Lung inflammation and damage caused by smoking or vaping can compound the effects of the virus.

It’s already well known that smoking and vaping can lead to irreversible lung damage. According to the CDC, if smoking continues at the current rate among U.S. youth today, 5.6 million Americans younger than 18 are expected to die prematurely from a smoking-related illness — and that’s not taking into account the new concerns around potential complications from COVID-19.

In the second half of 2019, and into early 2020, more than 2,800 reported cases of severe lung injury related to vaping were recorded across all 50 states. Of that group, some 52 percent of all patients suffering these ill effects are under the age of 25 — a direct correlation to the surge in e-cigarette use among teens and young adults.

We also know that those who vape are filling their lungs with a toxic soup of chemicals. Nicotine, of course. But also: isoprene, a main component of rubber; propylene glycol, used in antifreeze and to de-ice airplanes; formaldehyde, a known carcinogen used to preserve dead bodies; N-nitrosonornicotine, another Group 1 carcinogen; toluene, a solvent used in paint, nail polish and to tan leather; along with nickel, lead, cadmium and many other trace chemicals. Each of these chemicals can wreak havoc on the lungs, causing a host of pulmonary issues that can exacerbate the effects of COVID-19. There are also illnesses that can develop from the use of vapes/e-cigarettes that increase vulnerability to the virus:

  • Bronchiectasis: a life-long condition that thickens and widens the airways, causing mucus to collect due to the inability of the airways to clear. Having this condition makes individuals extremely susceptible to respiratory infections, including COVID-19.
  • Hypersensitivity pneumonitis: an interstitial lung disease resulting in the inflammation of the lungs due to a reaction from an inhalant, or in this case, vape juice. Progression of this condition can require lung transplantation.

While health officials have been warning seniors and those with underlying medical conditions about their risks with the coronavirus, we are doing our young people a disservice if we don’t sound the alarm for them as well. We don’t yet know the exact level of susceptibility people who vape have to COVID-19, but it’s been reported that current smokers face increased risk of disease progression. An early study out of China that looked at the differences between COVID-19 patients who were smokers and nonsmokers, found a higher percentage of smokers had severe COVID-19 illnesses compared to nonsevere symptoms.
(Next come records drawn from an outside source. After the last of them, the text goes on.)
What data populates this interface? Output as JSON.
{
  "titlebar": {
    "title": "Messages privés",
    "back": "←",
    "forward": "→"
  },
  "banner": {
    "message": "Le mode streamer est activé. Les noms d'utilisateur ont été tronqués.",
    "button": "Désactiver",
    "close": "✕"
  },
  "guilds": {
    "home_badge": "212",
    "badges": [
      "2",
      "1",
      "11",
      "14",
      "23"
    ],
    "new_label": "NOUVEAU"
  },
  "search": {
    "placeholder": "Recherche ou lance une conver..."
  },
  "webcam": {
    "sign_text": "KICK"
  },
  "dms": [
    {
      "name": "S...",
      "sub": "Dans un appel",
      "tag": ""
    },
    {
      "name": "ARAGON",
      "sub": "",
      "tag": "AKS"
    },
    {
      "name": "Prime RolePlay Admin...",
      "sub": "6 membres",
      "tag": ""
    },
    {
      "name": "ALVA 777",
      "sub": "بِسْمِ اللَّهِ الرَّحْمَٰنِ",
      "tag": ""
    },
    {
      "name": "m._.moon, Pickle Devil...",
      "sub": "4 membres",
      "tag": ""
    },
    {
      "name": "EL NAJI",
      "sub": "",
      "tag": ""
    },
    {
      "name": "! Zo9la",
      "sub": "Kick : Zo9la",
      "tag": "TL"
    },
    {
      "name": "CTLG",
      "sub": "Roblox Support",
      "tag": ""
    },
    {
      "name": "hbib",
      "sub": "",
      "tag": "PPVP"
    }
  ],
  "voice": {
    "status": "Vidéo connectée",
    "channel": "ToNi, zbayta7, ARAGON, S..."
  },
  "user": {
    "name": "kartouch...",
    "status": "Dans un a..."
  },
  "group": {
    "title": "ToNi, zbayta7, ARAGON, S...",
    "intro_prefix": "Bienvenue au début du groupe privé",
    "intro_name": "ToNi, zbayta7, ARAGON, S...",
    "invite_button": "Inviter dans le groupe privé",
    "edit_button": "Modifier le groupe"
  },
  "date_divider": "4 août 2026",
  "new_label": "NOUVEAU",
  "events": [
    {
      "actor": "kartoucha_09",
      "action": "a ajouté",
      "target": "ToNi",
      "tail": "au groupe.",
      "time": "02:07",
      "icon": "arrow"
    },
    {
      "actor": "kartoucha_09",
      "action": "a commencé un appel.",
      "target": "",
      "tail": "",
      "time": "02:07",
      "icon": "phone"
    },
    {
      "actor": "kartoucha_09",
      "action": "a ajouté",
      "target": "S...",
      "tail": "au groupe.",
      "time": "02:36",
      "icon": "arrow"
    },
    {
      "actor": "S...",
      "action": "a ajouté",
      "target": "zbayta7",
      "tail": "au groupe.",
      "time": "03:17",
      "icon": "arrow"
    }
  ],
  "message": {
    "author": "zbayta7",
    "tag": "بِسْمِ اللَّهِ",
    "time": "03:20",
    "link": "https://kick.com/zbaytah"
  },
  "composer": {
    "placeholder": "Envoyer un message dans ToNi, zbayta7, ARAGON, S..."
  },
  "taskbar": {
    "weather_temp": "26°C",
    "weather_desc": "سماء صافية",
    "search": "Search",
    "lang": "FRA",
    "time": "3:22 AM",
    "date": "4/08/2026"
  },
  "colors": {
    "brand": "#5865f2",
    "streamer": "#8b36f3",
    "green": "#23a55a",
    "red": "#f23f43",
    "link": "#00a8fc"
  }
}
Another more recent study even found that of those who died of COVID-19, 9 percent were current smokers, compared with 4 percent of those that survived.

We must do everything we can to educate this group about the dangers of smoking and vaping. We can’t assume that they know the risks of smoking and vaping and the effects that could arise as the number of COVID-19 cases increase. And now, as states begin to lift stay at home orders and reopen for business, this is particularly worrisome as people may not be as concerned about catching the virus.

As a nation we are in uncharted territory with COVID-19. We should not wait for the science to catch up. It could take months or years before we have all the answers to how much COVID-19 is exacerbated by smoking and vaping. If we act now, we may be able to save lives, prevent unnecessary hospitalizations and reduce the risk of overburdening our health care system at a time when we must all do our part to end this pandemic.